Murka Putrinya Digoda, Jenderal Bintang 3 Hajar Brigjen TNI Kepercayaan Istana
loading...
A
A
A
JAKARTA - Letnan Jenderal TNI Mochamad Jasin marah bukan kepalang. Mantan Pangdam Brawijaya itu seketika naik pitam begitu mengetahui anak gadisnya telah dilecehkan seorang Brigjen TNI .
Murka Jasin terjadi pada 1973. Kisah ini bermula ketika jenderal kelahiran Aceh tersebut mengantar putrinya yang berusia 22 tahun ke bandara. Anak Jasin baru pertama kali hendak ke luar negeri. Dia bersiap menuju London untuk belajar Bahasa Inggris.
Di bandara, Jasin melihat Bustanil Arifin yang juga sedang bersiap menuju London dalam penerbangan sama. Bustanil bukan orang asing bagi Jasin karena sesama perwira tinggi TNI AD.

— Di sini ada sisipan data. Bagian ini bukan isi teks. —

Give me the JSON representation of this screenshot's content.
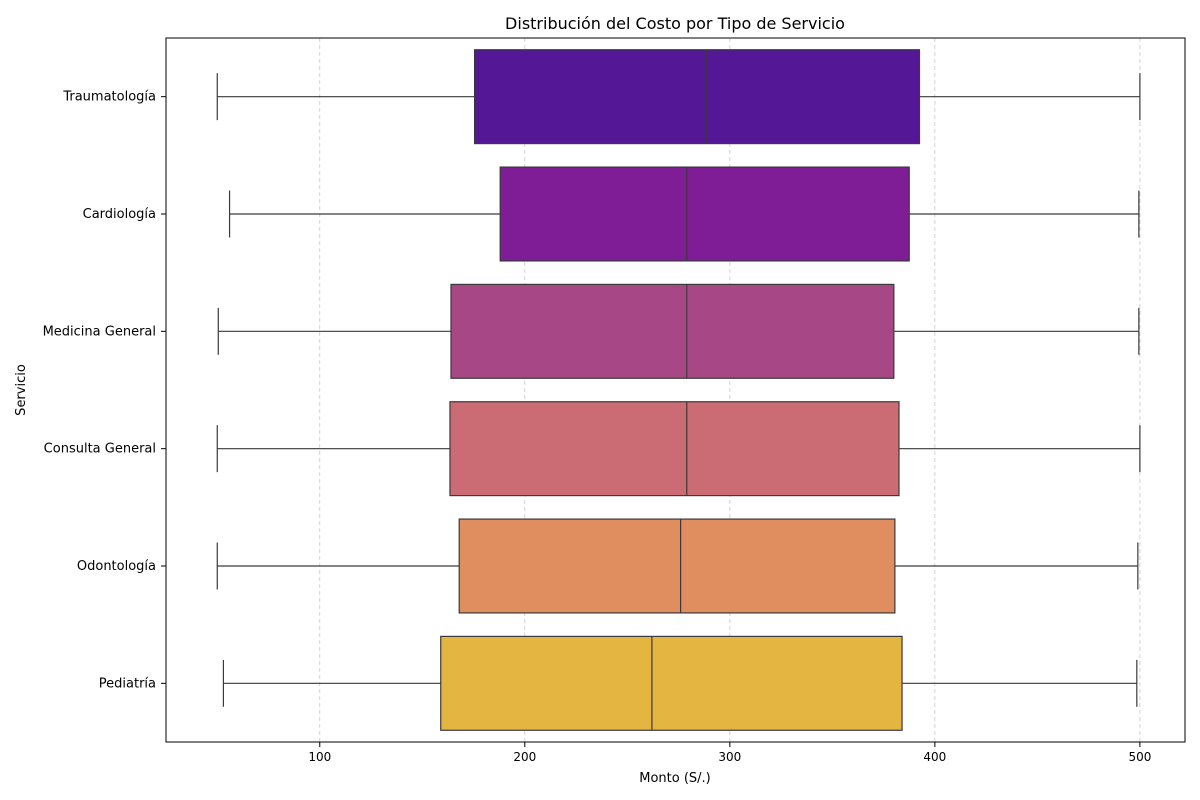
{
  "chart_data": {
    "type": "boxplot",
    "orientation": "horizontal",
    "title": "Distribución del Costo por Tipo de Servicio",
    "xlabel": "Monto (S/.)",
    "ylabel": "Servicio",
    "xlim": [
      25,
      522
    ],
    "xticks": [
      100,
      200,
      300,
      400,
      500
    ],
    "grid": "x-dashed",
    "categories": [
      "Traumatología",
      "Cardiología",
      "Medicina General",
      "Consulta General",
      "Odontología",
      "Pediatría"
    ],
    "boxes": [
      {
        "category": "Traumatología",
        "whisker_low": 50,
        "q1": 175.5,
        "median": 288.5,
        "q3": 392.5,
        "whisker_high": 500,
        "color": "#541796"
      },
      {
        "category": "Cardiología",
        "whisker_low": 56,
        "q1": 188,
        "median": 279,
        "q3": 387.5,
        "whisker_high": 499.5,
        "color": "#7e1d95"
      },
      {
        "category": "Medicina General",
        "whisker_low": 50.5,
        "q1": 164,
        "median": 279,
        "q3": 380,
        "whisker_high": 499.5,
        "color": "#a84785"
      },
      {
        "category": "Consulta General",
        "whisker_low": 50,
        "q1": 163.5,
        "median": 279,
        "q3": 382.5,
        "whisker_high": 500,
        "color": "#cb6b73"
      },
      {
        "category": "Odontología",
        "whisker_low": 50,
        "q1": 168,
        "median": 276,
        "q3": 380.5,
        "whisker_high": 499,
        "color": "#e08e5f"
      },
      {
        "category": "Pediatría",
        "whisker_low": 53,
        "q1": 159,
        "median": 262,
        "q3": 384,
        "whisker_high": 498.5,
        "color": "#e5b542"
      }
    ]
  }
}
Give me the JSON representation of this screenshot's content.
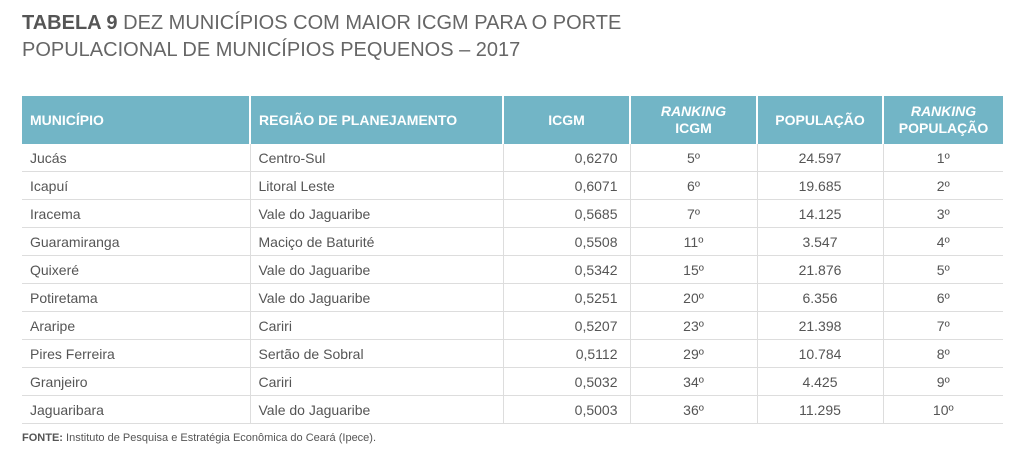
{
  "header": {
    "label": "TABELA 9",
    "title": "DEZ MUNICÍPIOS COM MAIOR ICGM PARA O PORTE POPULACIONAL DE MUNICÍPIOS PEQUENOS – 2017"
  },
  "table": {
    "columns": [
      {
        "text": "MUNICÍPIO"
      },
      {
        "text": "REGIÃO DE PLANEJAMENTO"
      },
      {
        "text": "ICGM"
      },
      {
        "em": "RANKING",
        "text": "ICGM"
      },
      {
        "text": "POPULAÇÃO"
      },
      {
        "em": "RANKING",
        "text": "POPULAÇÃO"
      }
    ],
    "rows": [
      [
        "Jucás",
        "Centro-Sul",
        "0,6270",
        "5º",
        "24.597",
        "1º"
      ],
      [
        "Icapuí",
        "Litoral Leste",
        "0,6071",
        "6º",
        "19.685",
        "2º"
      ],
      [
        "Iracema",
        "Vale do Jaguaribe",
        "0,5685",
        "7º",
        "14.125",
        "3º"
      ],
      [
        "Guaramiranga",
        "Maciço de Baturité",
        "0,5508",
        "11º",
        "3.547",
        "4º"
      ],
      [
        "Quixeré",
        "Vale do Jaguaribe",
        "0,5342",
        "15º",
        "21.876",
        "5º"
      ],
      [
        "Potiretama",
        "Vale do Jaguaribe",
        "0,5251",
        "20º",
        "6.356",
        "6º"
      ],
      [
        "Araripe",
        "Cariri",
        "0,5207",
        "23º",
        "21.398",
        "7º"
      ],
      [
        "Pires Ferreira",
        "Sertão de Sobral",
        "0,5112",
        "29º",
        "10.784",
        "8º"
      ],
      [
        "Granjeiro",
        "Cariri",
        "0,5032",
        "34º",
        "4.425",
        "9º"
      ],
      [
        "Jaguaribara",
        "Vale do Jaguaribe",
        "0,5003",
        "36º",
        "11.295",
        "10º"
      ]
    ]
  },
  "footer": {
    "label": "FONTE:",
    "text": "Instituto de Pesquisa e Estratégia Econômica do Ceará (Ipece)."
  }
}
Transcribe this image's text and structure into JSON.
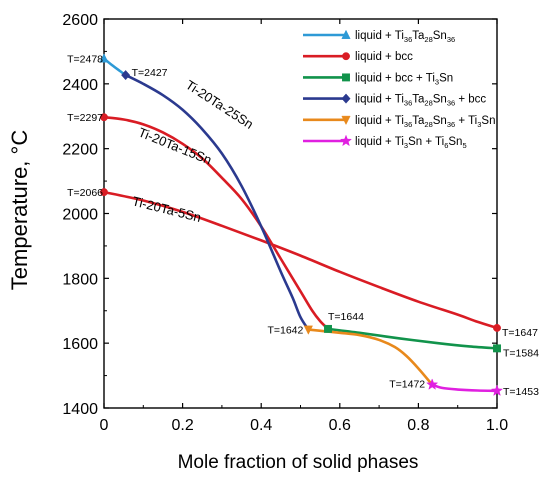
{
  "chart_data": {
    "type": "line",
    "xlabel": "Mole fraction of solid phases",
    "ylabel": "Temperature, °C",
    "xlim": [
      0,
      1.0
    ],
    "ylim": [
      1400,
      2600
    ],
    "xticks": [
      "0",
      "0.2",
      "0.4",
      "0.6",
      "0.8",
      "1.0"
    ],
    "xtick_values": [
      0,
      0.2,
      0.4,
      0.6,
      0.8,
      1.0
    ],
    "yticks": [
      "1400",
      "1600",
      "1800",
      "2000",
      "2200",
      "2400",
      "2600"
    ],
    "ytick_values": [
      1400,
      1600,
      1800,
      2000,
      2200,
      2400,
      2600
    ],
    "grid": false,
    "legend_position": "top-right",
    "series": [
      {
        "color": "#2e9ad6",
        "marker": "triangle-up",
        "legend": {
          "pre": "liquid + Ti",
          "parts": [
            [
              "36",
              "sub"
            ],
            [
              "Ta",
              "n"
            ],
            [
              "28",
              "sub"
            ],
            [
              "Sn",
              "n"
            ],
            [
              "36",
              "sub"
            ]
          ]
        },
        "points": [
          [
            0,
            2478
          ],
          [
            0.02,
            2458
          ],
          [
            0.04,
            2440
          ],
          [
            0.055,
            2427
          ]
        ],
        "markers": [
          [
            0,
            2478
          ]
        ]
      },
      {
        "color": "#d91c24",
        "marker": "circle",
        "legend": {
          "pre": "liquid + bcc",
          "parts": []
        },
        "points": [
          [
            0,
            2297
          ],
          [
            0.05,
            2290
          ],
          [
            0.1,
            2275
          ],
          [
            0.15,
            2250
          ],
          [
            0.2,
            2215
          ],
          [
            0.25,
            2170
          ],
          [
            0.3,
            2110
          ],
          [
            0.35,
            2045
          ],
          [
            0.4,
            1960
          ],
          [
            0.45,
            1860
          ],
          [
            0.5,
            1760
          ],
          [
            0.53,
            1700
          ],
          [
            0.55,
            1668
          ],
          [
            0.57,
            1644
          ]
        ],
        "markers": [
          [
            0,
            2297
          ]
        ],
        "extra_lines": [
          [
            [
              0,
              2066
            ],
            [
              0.1,
              2040
            ],
            [
              0.2,
              2005
            ],
            [
              0.3,
              1962
            ],
            [
              0.4,
              1917
            ],
            [
              0.5,
              1870
            ],
            [
              0.6,
              1820
            ],
            [
              0.7,
              1773
            ],
            [
              0.8,
              1728
            ],
            [
              0.9,
              1688
            ],
            [
              0.95,
              1666
            ],
            [
              1.0,
              1647
            ]
          ]
        ],
        "extra_markers": [
          [
            0,
            2066
          ],
          [
            1.0,
            1647
          ]
        ]
      },
      {
        "color": "#11934b",
        "marker": "square",
        "legend": {
          "pre": "liquid + bcc + Ti",
          "parts": [
            [
              "3",
              "sub"
            ],
            [
              "Sn",
              "n"
            ]
          ]
        },
        "points": [
          [
            0.57,
            1644
          ],
          [
            0.65,
            1632
          ],
          [
            0.75,
            1615
          ],
          [
            0.85,
            1600
          ],
          [
            0.93,
            1590
          ],
          [
            1.0,
            1584
          ]
        ],
        "markers": [
          [
            0.57,
            1644
          ],
          [
            1.0,
            1584
          ]
        ]
      },
      {
        "color": "#2b3a8f",
        "marker": "diamond",
        "legend": {
          "pre": "liquid + Ti",
          "parts": [
            [
              "36",
              "sub"
            ],
            [
              "Ta",
              "n"
            ],
            [
              "28",
              "sub"
            ],
            [
              "Sn",
              "n"
            ],
            [
              "36",
              "sub"
            ],
            [
              " + bcc",
              "n"
            ]
          ]
        },
        "points": [
          [
            0.055,
            2427
          ],
          [
            0.1,
            2400
          ],
          [
            0.15,
            2365
          ],
          [
            0.2,
            2320
          ],
          [
            0.25,
            2260
          ],
          [
            0.3,
            2185
          ],
          [
            0.35,
            2085
          ],
          [
            0.4,
            1960
          ],
          [
            0.45,
            1820
          ],
          [
            0.48,
            1740
          ],
          [
            0.5,
            1680
          ],
          [
            0.52,
            1642
          ]
        ],
        "markers": [
          [
            0.055,
            2427
          ]
        ]
      },
      {
        "color": "#e8891c",
        "marker": "triangle-down",
        "legend": {
          "pre": "liquid + Ti",
          "parts": [
            [
              "36",
              "sub"
            ],
            [
              "Ta",
              "n"
            ],
            [
              "28",
              "sub"
            ],
            [
              "Sn",
              "n"
            ],
            [
              "36",
              "sub"
            ],
            [
              " + Ti",
              "n"
            ],
            [
              "3",
              "sub"
            ],
            [
              "Sn",
              "n"
            ]
          ]
        },
        "points": [
          [
            0.52,
            1642
          ],
          [
            0.56,
            1637
          ],
          [
            0.6,
            1632
          ],
          [
            0.65,
            1625
          ],
          [
            0.7,
            1610
          ],
          [
            0.74,
            1588
          ],
          [
            0.77,
            1560
          ],
          [
            0.8,
            1522
          ],
          [
            0.835,
            1472
          ]
        ],
        "markers": [
          [
            0.52,
            1642
          ]
        ]
      },
      {
        "color": "#e020e0",
        "marker": "star",
        "legend": {
          "pre": "liquid + Ti",
          "parts": [
            [
              "3",
              "sub"
            ],
            [
              "Sn + Ti",
              "n"
            ],
            [
              "6",
              "sub"
            ],
            [
              "Sn",
              "n"
            ],
            [
              "5",
              "sub"
            ]
          ]
        },
        "points": [
          [
            0.835,
            1472
          ],
          [
            0.86,
            1462
          ],
          [
            0.9,
            1457
          ],
          [
            0.95,
            1454
          ],
          [
            1.0,
            1453
          ]
        ],
        "markers": [
          [
            0.835,
            1472
          ],
          [
            1.0,
            1453
          ]
        ]
      }
    ],
    "annotations": [
      {
        "text": "T=2478",
        "x": 0,
        "y": 2478,
        "anchor": "end",
        "dx": -1,
        "dy": 4
      },
      {
        "text": "T=2427",
        "x": 0.055,
        "y": 2427,
        "anchor": "start",
        "dx": 6,
        "dy": 1
      },
      {
        "text": "T=2297",
        "x": 0,
        "y": 2297,
        "anchor": "end",
        "dx": -1,
        "dy": 4
      },
      {
        "text": "T=2066",
        "x": 0,
        "y": 2066,
        "anchor": "end",
        "dx": -1,
        "dy": 4
      },
      {
        "text": "T=1644",
        "x": 0.57,
        "y": 1644,
        "anchor": "start",
        "dx": 0,
        "dy": -9
      },
      {
        "text": "T=1642",
        "x": 0.52,
        "y": 1642,
        "anchor": "end",
        "dx": -5,
        "dy": 4
      },
      {
        "text": "T=1647",
        "x": 1.0,
        "y": 1647,
        "anchor": "start",
        "dx": 5,
        "dy": 8
      },
      {
        "text": "T=1584",
        "x": 1.0,
        "y": 1584,
        "anchor": "start",
        "dx": 6,
        "dy": 8
      },
      {
        "text": "T=1472",
        "x": 0.835,
        "y": 1472,
        "anchor": "end",
        "dx": -7,
        "dy": 3
      },
      {
        "text": "T=1453",
        "x": 1.0,
        "y": 1453,
        "anchor": "start",
        "dx": 6,
        "dy": 4
      }
    ],
    "curve_labels": [
      {
        "text": "Ti-20Ta-25Sn",
        "x": 0.205,
        "y": 2390,
        "rotate": 33
      },
      {
        "text": "Ti-20Ta-15Sn",
        "x": 0.085,
        "y": 2240,
        "rotate": 22
      },
      {
        "text": "Ti-20Ta-5Sn",
        "x": 0.07,
        "y": 2026,
        "rotate": 14
      }
    ]
  }
}
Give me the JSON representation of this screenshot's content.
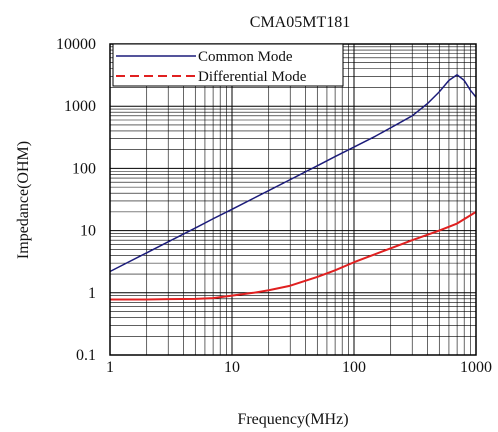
{
  "chart_data": {
    "type": "line",
    "title": "CMA05MT181",
    "xlabel": "Frequency(MHz)",
    "ylabel": "Impedance(OHM)",
    "x_scale": "log",
    "y_scale": "log",
    "xlim": [
      1,
      1000
    ],
    "ylim": [
      0.1,
      10000
    ],
    "grid": true,
    "legend_position": "top-left",
    "x_ticks": [
      "1",
      "10",
      "100",
      "1000"
    ],
    "y_ticks": [
      "0.1",
      "1",
      "10",
      "100",
      "1000",
      "10000"
    ],
    "series": [
      {
        "name": "Common Mode",
        "color": "#1c1c7a",
        "style": "solid",
        "points": [
          [
            1,
            2.2
          ],
          [
            2,
            4.4
          ],
          [
            3,
            6.6
          ],
          [
            5,
            11
          ],
          [
            7,
            15.5
          ],
          [
            10,
            22
          ],
          [
            20,
            44
          ],
          [
            30,
            66
          ],
          [
            50,
            110
          ],
          [
            70,
            155
          ],
          [
            100,
            220
          ],
          [
            150,
            330
          ],
          [
            200,
            450
          ],
          [
            300,
            700
          ],
          [
            400,
            1100
          ],
          [
            500,
            1700
          ],
          [
            600,
            2600
          ],
          [
            700,
            3200
          ],
          [
            800,
            2600
          ],
          [
            900,
            1800
          ],
          [
            1000,
            1400
          ]
        ]
      },
      {
        "name": "Differential Mode",
        "color": "#e02020",
        "style": "dashed",
        "points": [
          [
            1,
            0.78
          ],
          [
            2,
            0.78
          ],
          [
            3,
            0.79
          ],
          [
            5,
            0.8
          ],
          [
            7,
            0.82
          ],
          [
            10,
            0.9
          ],
          [
            15,
            1.0
          ],
          [
            20,
            1.1
          ],
          [
            30,
            1.3
          ],
          [
            50,
            1.8
          ],
          [
            70,
            2.3
          ],
          [
            100,
            3.1
          ],
          [
            150,
            4.2
          ],
          [
            200,
            5.2
          ],
          [
            300,
            7.0
          ],
          [
            500,
            10.0
          ],
          [
            700,
            13.0
          ],
          [
            1000,
            20.0
          ]
        ]
      }
    ]
  }
}
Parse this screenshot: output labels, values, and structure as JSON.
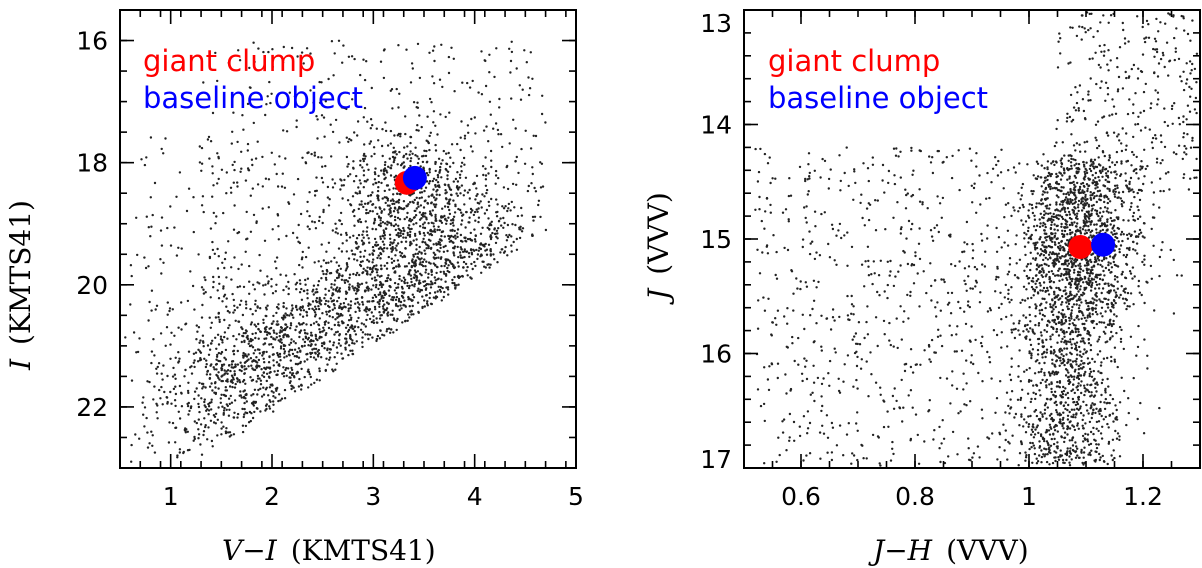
{
  "colors": {
    "giant_clump": "#ff0000",
    "baseline_object": "#0000ff",
    "stars": "#222222"
  },
  "chart_data": [
    {
      "type": "scatter",
      "xlabel_var": "V−I",
      "xlabel_unit": "(KMTS41)",
      "ylabel_var": "I",
      "ylabel_unit": "(KMTS41)",
      "xlim": [
        0.5,
        5.0
      ],
      "ylim": [
        23.0,
        15.5
      ],
      "y_inverted": true,
      "xticks": [
        1,
        2,
        3,
        4,
        5
      ],
      "yticks": [
        16,
        18,
        20,
        22
      ],
      "legend": [
        "giant clump",
        "baseline object"
      ],
      "legend_position": "top-left",
      "series": [
        {
          "name": "giant clump",
          "x": [
            3.33
          ],
          "y": [
            18.33
          ]
        },
        {
          "name": "baseline object",
          "x": [
            3.41
          ],
          "y": [
            18.25
          ]
        }
      ],
      "field_stars": {
        "note": "thousands of field stars (approximate distribution)",
        "count": 3200,
        "region": "band from (V−I≈0.7, I≈22.8) to (V−I≈4.7, I≈18.8); dense along I≈19.5–21.5",
        "clump_center": [
          3.3,
          18.3
        ]
      }
    },
    {
      "type": "scatter",
      "xlabel_var": "J−H",
      "xlabel_unit": "(VVV)",
      "ylabel_var": "J",
      "ylabel_unit": "(VVV)",
      "xlim": [
        0.5,
        1.3
      ],
      "ylim": [
        17.0,
        13.0
      ],
      "y_inverted": true,
      "xticks": [
        0.6,
        0.8,
        1,
        1.2
      ],
      "yticks": [
        13,
        14,
        15,
        16,
        17
      ],
      "legend": [
        "giant clump",
        "baseline object"
      ],
      "legend_position": "top-left",
      "series": [
        {
          "name": "giant clump",
          "x": [
            1.09
          ],
          "y": [
            15.07
          ]
        },
        {
          "name": "baseline object",
          "x": [
            1.13
          ],
          "y": [
            15.05
          ]
        }
      ],
      "field_stars": {
        "note": "thousands of field stars (approximate distribution)",
        "count": 2800,
        "region": "dense giant branch near J−H≈1.05–1.15; sparse blue sequence J−H≈0.55–0.95",
        "clump_center": [
          1.09,
          15.1
        ]
      }
    }
  ]
}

Baca juga: 10 Halaman Surat Jenderal Jasin kepada Soeharto
Bustanil kala itu masih berpangkat Brigjen dan bertugas di luar struktur TNI alias dikaryakan sebagai Kepala Bulog. Sebagai rekan, Jasin pun meminta Bustanil untuk membantu putrinya. Masalah muncul ketika sang anak telah sampai di Inggris.
"Ketika anak perempuan Jasin tiba di London, ia menulis surat kepada ayahnya bahwa selama penerbangan Bustanil Arifin telah berbuat kurang ajar kepadanya," kata David Jenkins dalam bukunya Soeharto & Barisan Jenderal Orba: Rezim Militer Indonesia 1975-1983, dikutip Kamis (8/12/2022).
Jasin jelas sosok yang sangat bertolak belakang dengan Bustanil. Dalam segala hal, Bustanil merupakan antitesis Jasin. Menurut Jenkins, Jasin adalah seorang jenderal lapangan dan petarung. Sementara Bustanil seorang jenderal istana yang membereskan segalanya.
Jika Jasin dikenal sebagai orang yang jujur, tulus dan hemat, Bustanil dianggap sebagai pedagang yang terus bergerak tanpa kenal lelah. "Bustanil bulat montok, ceria dan memanjakan diri sendiri. Ia jenis orang yang memiliki segala kenikmatan hidup," ucap Jenkins.
Bustanil Dihajar
Sebenarnya Jasin berharap Soeharto menjatuhkan sanksi atas ulah Bustanil terhadap putrinya. Insiden di pesawat itu telah dilaporkan ke Istana. Apa daya, Presiden diam. Tidak ada tindakan apa pun terhadap mantan Komandan Kompi III Batalyon III IRMA tersebut.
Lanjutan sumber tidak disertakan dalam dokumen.